Averroès & Rosa Parks
7.8
5.

Averroès & Rosa Parks (2024)

2 h 24 min. Sortie : 20 mars 2024. Société

Documentaire de Nicolas Philibert

cinelolo a mis 8/10.

Annotation :

Avec ce film, Nicolas Philibert prolonge le travail entrepris avec "Sur l'Adamant". Les lieux sont plus austères, mais le documentaire est surtout composé de séances d'entretien entre soigneurs et soignés. Même si la question est un peu abordée lors d'une réunion, le cinéaste ne tranche pas le débat sur l'utilité des institutions psychiatriques et de leurs formes.
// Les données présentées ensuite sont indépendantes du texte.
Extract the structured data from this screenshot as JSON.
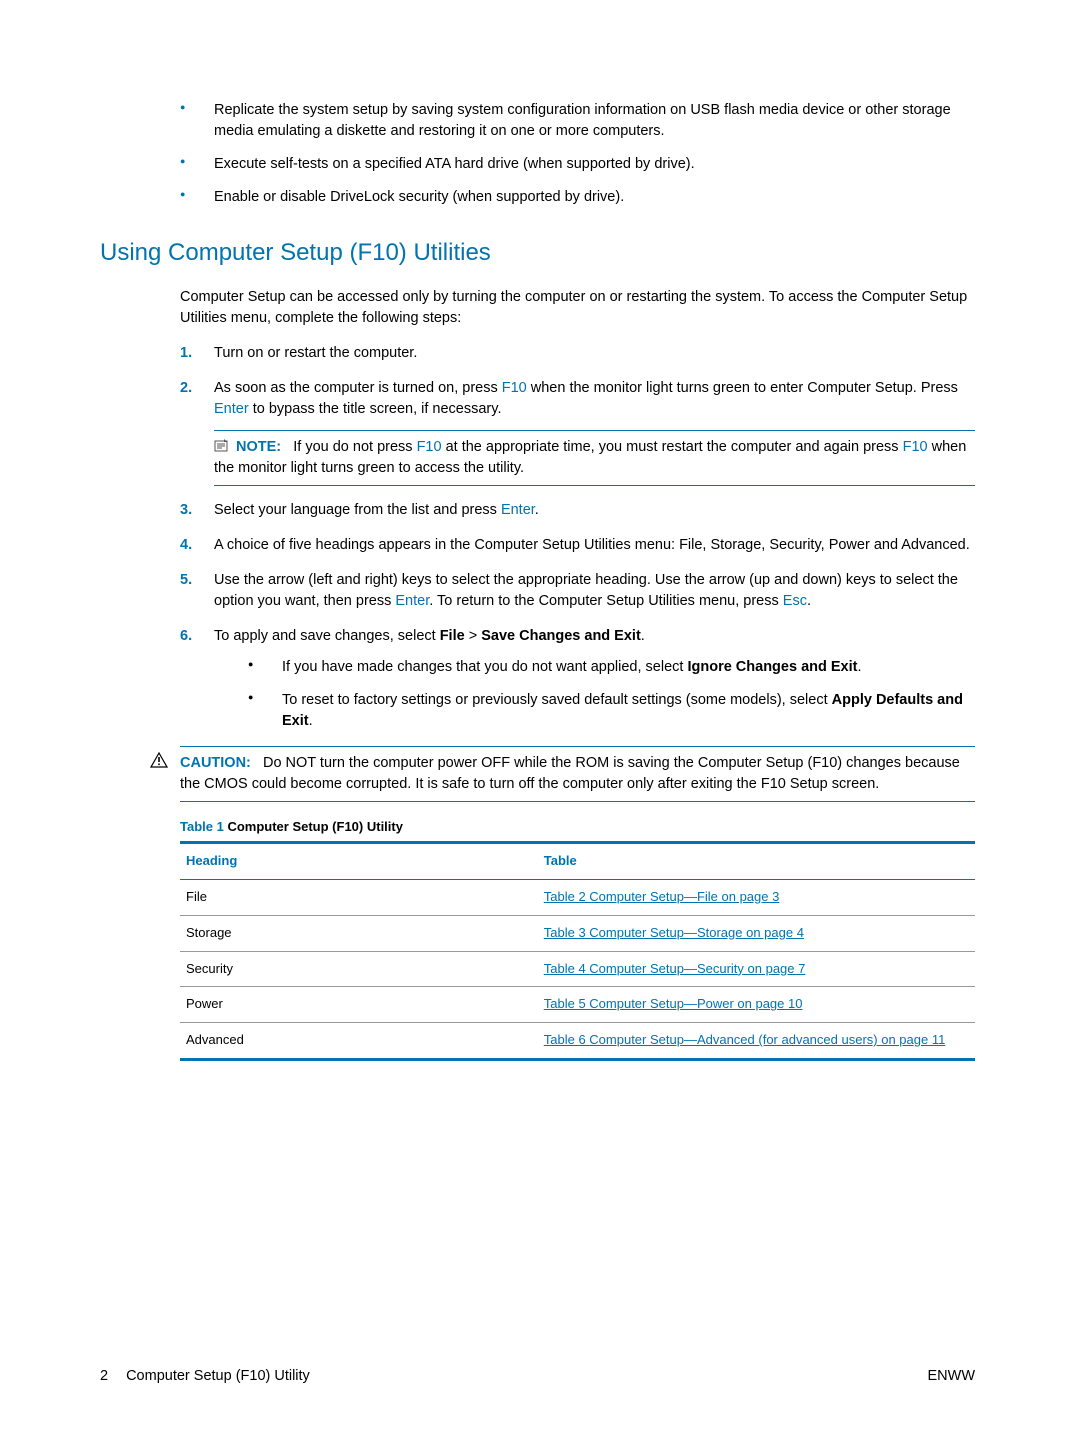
{
  "top_bullets": [
    "Replicate the system setup by saving system configuration information on USB flash media device or other storage media emulating a diskette and restoring it on one or more computers.",
    "Execute self-tests on a specified ATA hard drive (when supported by drive).",
    "Enable or disable DriveLock security (when supported by drive)."
  ],
  "heading": "Using Computer Setup (F10) Utilities",
  "intro": "Computer Setup can be accessed only by turning the computer on or restarting the system. To access the Computer Setup Utilities menu, complete the following steps:",
  "steps": {
    "s1": "Turn on or restart the computer.",
    "s2_a": "As soon as the computer is turned on, press ",
    "s2_k1": "F10",
    "s2_b": " when the monitor light turns green to enter Computer Setup. Press ",
    "s2_k2": "Enter",
    "s2_c": " to bypass the title screen, if necessary.",
    "note_label": "NOTE:",
    "note_a": "If you do not press ",
    "note_k1": "F10",
    "note_b": " at the appropriate time, you must restart the computer and again press ",
    "note_k2": "F10",
    "note_c": " when the monitor light turns green to access the utility.",
    "s3_a": "Select your language from the list and press ",
    "s3_k1": "Enter",
    "s3_b": ".",
    "s4": "A choice of five headings appears in the Computer Setup Utilities menu: File, Storage, Security, Power and Advanced.",
    "s5_a": "Use the arrow (left and right) keys to select the appropriate heading. Use the arrow (up and down) keys to select the option you want, then press ",
    "s5_k1": "Enter",
    "s5_b": ". To return to the Computer Setup Utilities menu, press ",
    "s5_k2": "Esc",
    "s5_c": ".",
    "s6_a": "To apply and save changes, select ",
    "s6_b1": "File",
    "s6_gt": " > ",
    "s6_b2": "Save Changes and Exit",
    "s6_d": ".",
    "s6_sub1_a": "If you have made changes that you do not want applied, select ",
    "s6_sub1_b": "Ignore Changes and Exit",
    "s6_sub1_c": ".",
    "s6_sub2_a": "To reset to factory settings or previously saved default settings (some models), select ",
    "s6_sub2_b": "Apply Defaults and Exit",
    "s6_sub2_c": "."
  },
  "caution": {
    "label": "CAUTION:",
    "text": "Do NOT turn the computer power OFF while the ROM is saving the Computer Setup (F10) changes because the CMOS could become corrupted. It is safe to turn off the computer only after exiting the F10 Setup screen."
  },
  "table": {
    "caption_num": "Table 1",
    "caption_title": " Computer Setup (F10) Utility",
    "headers": {
      "h1": "Heading",
      "h2": "Table"
    },
    "rows": [
      {
        "heading": "File",
        "link": "Table 2 Computer Setup—File on page 3"
      },
      {
        "heading": "Storage",
        "link": "Table 3 Computer Setup—Storage on page 4"
      },
      {
        "heading": "Security",
        "link": "Table 4 Computer Setup—Security on page 7"
      },
      {
        "heading": "Power",
        "link": "Table 5 Computer Setup—Power on page 10"
      },
      {
        "heading": "Advanced",
        "link": "Table 6 Computer Setup—Advanced (for advanced users) on page 11"
      }
    ]
  },
  "footer": {
    "page_num": "2",
    "chapter": "Computer Setup (F10) Utility",
    "right": "ENWW"
  }
}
En revanche, il continue à réintégrer dans une pleine humanité les patients (dont quelques figures déjà croisées sur l'Adamant) qui constituent l'âme du film. Et par suite on peut s'interroger, dans le prolongement des réflexions des militants et militantes intersectionnelles actuelles, sur le caractère "validiste" de nos sociétés contemporaines, en voyant ces êtres si humains mais qui ne pourraient pas satisfaire les exigences capitalistes et s'insérer dans une compétition économique toujours plus rapide et intense (au grand dam des rapports sociaux et des milieux naturels).

Guérilla des Farc - L'avenir a une histoire
7.3
6.

Guérilla des Farc - L'avenir a une histoire (2024)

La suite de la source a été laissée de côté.